We can make this better with a simple query change. Let’s explain to the optimizer, in detail, what we mean by 2006, like this:

SELECT
	COUNT(*)
FROM dbo.FirstNameByBirthDate_2005_2009
WHERE 
	Gender = 'F'
	AND FakeBirthDateStamp >= CAST('1/1/2006' AS DATETIME2(0)) 
		and FakeBirthDateStamp < CAST('1/1/2007' AS DATETIME2(0))
GO

Our actual execution plan looks the same from the outer shape. We still have a seek, but the relative cost of it has gone up from 86% to 89%. Hm. Did it get worse?

Index-Seek-Execution-Plan-Better-Query

Hovering over the index seek, the tooltip tells that it got much better. We have two seek predicates, and we only needed to read the rows that we actually counted. Way more efficient!

Two-Seek-Predicates-Actual-Rows-Read

Solution 2: Add an Indexed Computed Column

What if you can’t change the code? There’s a really cool optimization with computed columns that can help.

First, I’m going to add a column to my table called BirthYear, which uses the YEAR() function, like this:

ALTER TABLE dbo.FirstNameByBirthDate_2005_2009
    ADD BirthYear AS YEAR(FakeBirthDateStamp);
GO

Then I’m going to index BirthYear and Gender:

CREATE INDEX ix_BirthYear on dbo.FirstNameByBirthDate_2005_2009 (BirthYear, Gender);
GO

Now here’s the really cool part of the trick. I don’t have to change my code at all to take advantage of the BirthYear column. I’m going to run the same old query that uses the year function. (Here it is, just to be clear.)

SELECT
    COUNT(*)
FROM dbo.FirstNameByBirthDate_2005_2009
WHERE 
    Gender = 'F'
    AND YEAR(FakeBirthDateStamp) = 2006
GO

SQL Server auto-magically matches YEAR(FakeBirthDateStamp) to my computed column, and figures out it can use the index. It does a beautiful seek, every bit as efficient as if I’d rewritten the code:

Index-Seek-Execution-Plan-Computed-Column

NitPicker’s Corner: Disclaimers and Notes

When considering indexed computed columns:

This issue isn’t specific to the DATETIME2 data type. It still happens with good old DATETIME as well.

My tests were all run against SQL Server 2016 CTP3.3.

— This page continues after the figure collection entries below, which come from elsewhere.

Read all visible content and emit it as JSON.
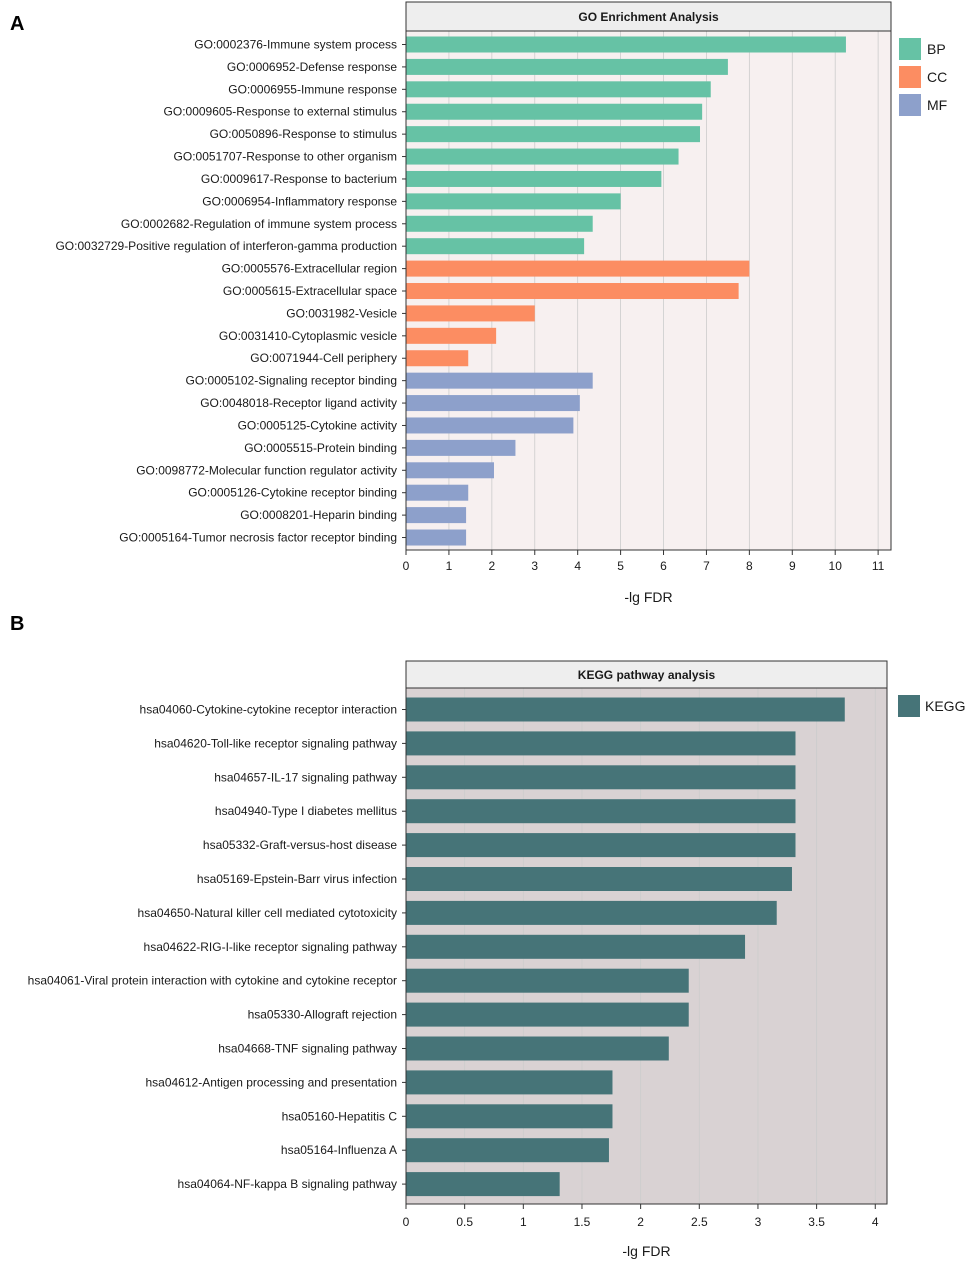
{
  "figure": {
    "panel_a_label": "A",
    "panel_b_label": "B"
  },
  "colors": {
    "BP": "#66c2a5",
    "CC": "#fc8d62",
    "MF": "#8da0cb",
    "KEGG": "#467478",
    "go_panel_bg": "#f7f0f0",
    "kegg_panel_bg": "#d9d2d3",
    "strip_bg": "#eeeeee",
    "grid": "#cccccc",
    "axis": "#333333",
    "text": "#1a1a1a"
  },
  "chart_data": [
    {
      "id": "go",
      "type": "bar",
      "orientation": "horizontal",
      "title": "GO Enrichment Analysis",
      "xlabel": "-lg FDR",
      "ylabel": "",
      "xlim": [
        0,
        11.3
      ],
      "xticks": [
        0,
        1,
        2,
        3,
        4,
        5,
        6,
        7,
        8,
        9,
        10,
        11
      ],
      "grid": true,
      "legend_position": "right",
      "legend": [
        "BP",
        "CC",
        "MF"
      ],
      "categories": [
        "GO:0002376-Immune system process",
        "GO:0006952-Defense response",
        "GO:0006955-Immune response",
        "GO:0009605-Response to external stimulus",
        "GO:0050896-Response to stimulus",
        "GO:0051707-Response to other organism",
        "GO:0009617-Response to bacterium",
        "GO:0006954-Inflammatory response",
        "GO:0002682-Regulation of immune system process",
        "GO:0032729-Positive regulation of interferon-gamma production",
        "GO:0005576-Extracellular region",
        "GO:0005615-Extracellular space",
        "GO:0031982-Vesicle",
        "GO:0031410-Cytoplasmic vesicle",
        "GO:0071944-Cell periphery",
        "GO:0005102-Signaling receptor binding",
        "GO:0048018-Receptor ligand activity",
        "GO:0005125-Cytokine activity",
        "GO:0005515-Protein binding",
        "GO:0098772-Molecular function regulator activity",
        "GO:0005126-Cytokine receptor binding",
        "GO:0008201-Heparin binding",
        "GO:0005164-Tumor necrosis factor receptor binding"
      ],
      "values": [
        10.25,
        7.5,
        7.1,
        6.9,
        6.85,
        6.35,
        5.95,
        5.0,
        4.35,
        4.15,
        8.0,
        7.75,
        3.0,
        2.1,
        1.45,
        4.35,
        4.05,
        3.9,
        2.55,
        2.05,
        1.45,
        1.4,
        1.4
      ],
      "groups": [
        "BP",
        "BP",
        "BP",
        "BP",
        "BP",
        "BP",
        "BP",
        "BP",
        "BP",
        "BP",
        "CC",
        "CC",
        "CC",
        "CC",
        "CC",
        "MF",
        "MF",
        "MF",
        "MF",
        "MF",
        "MF",
        "MF",
        "MF"
      ]
    },
    {
      "id": "kegg",
      "type": "bar",
      "orientation": "horizontal",
      "title": "KEGG pathway analysis",
      "xlabel": "-lg FDR",
      "ylabel": "",
      "xlim": [
        0,
        4.1
      ],
      "xticks": [
        "0",
        "0.5",
        "1",
        "1.5",
        "2",
        "2.5",
        "3",
        "3.5",
        "4"
      ],
      "grid": true,
      "legend_position": "right",
      "legend": [
        "KEGG"
      ],
      "categories": [
        "hsa04060-Cytokine-cytokine receptor interaction",
        "hsa04620-Toll-like receptor signaling pathway",
        "hsa04657-IL-17 signaling pathway",
        "hsa04940-Type I diabetes mellitus",
        "hsa05332-Graft-versus-host disease",
        "hsa05169-Epstein-Barr virus infection",
        "hsa04650-Natural killer cell mediated cytotoxicity",
        "hsa04622-RIG-I-like receptor signaling pathway",
        "hsa04061-Viral protein interaction with cytokine and cytokine receptor",
        "hsa05330-Allograft rejection",
        "hsa04668-TNF signaling pathway",
        "hsa04612-Antigen processing and presentation",
        "hsa05160-Hepatitis C",
        "hsa05164-Influenza A",
        "hsa04064-NF-kappa B signaling pathway"
      ],
      "values": [
        3.74,
        3.32,
        3.32,
        3.32,
        3.32,
        3.29,
        3.16,
        2.89,
        2.41,
        2.41,
        2.24,
        1.76,
        1.76,
        1.73,
        1.31
      ],
      "groups": [
        "KEGG",
        "KEGG",
        "KEGG",
        "KEGG",
        "KEGG",
        "KEGG",
        "KEGG",
        "KEGG",
        "KEGG",
        "KEGG",
        "KEGG",
        "KEGG",
        "KEGG",
        "KEGG",
        "KEGG"
      ]
    }
  ]
}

TLDR; Just the Facts Please

There’s three main things to remember here:

  1. A seek isn’t always awesome. Look for hidden predicates on the tooltip to the seek, because there may be hidden predicates in there which are NOT seek predicates.
  2. The optimizer isn’t as smart with YEAR() as you might think, so consider other code constructs.
  3. If you can’t rewrite the code and these queries need optimization, test out indexed computed columns to see if they may help.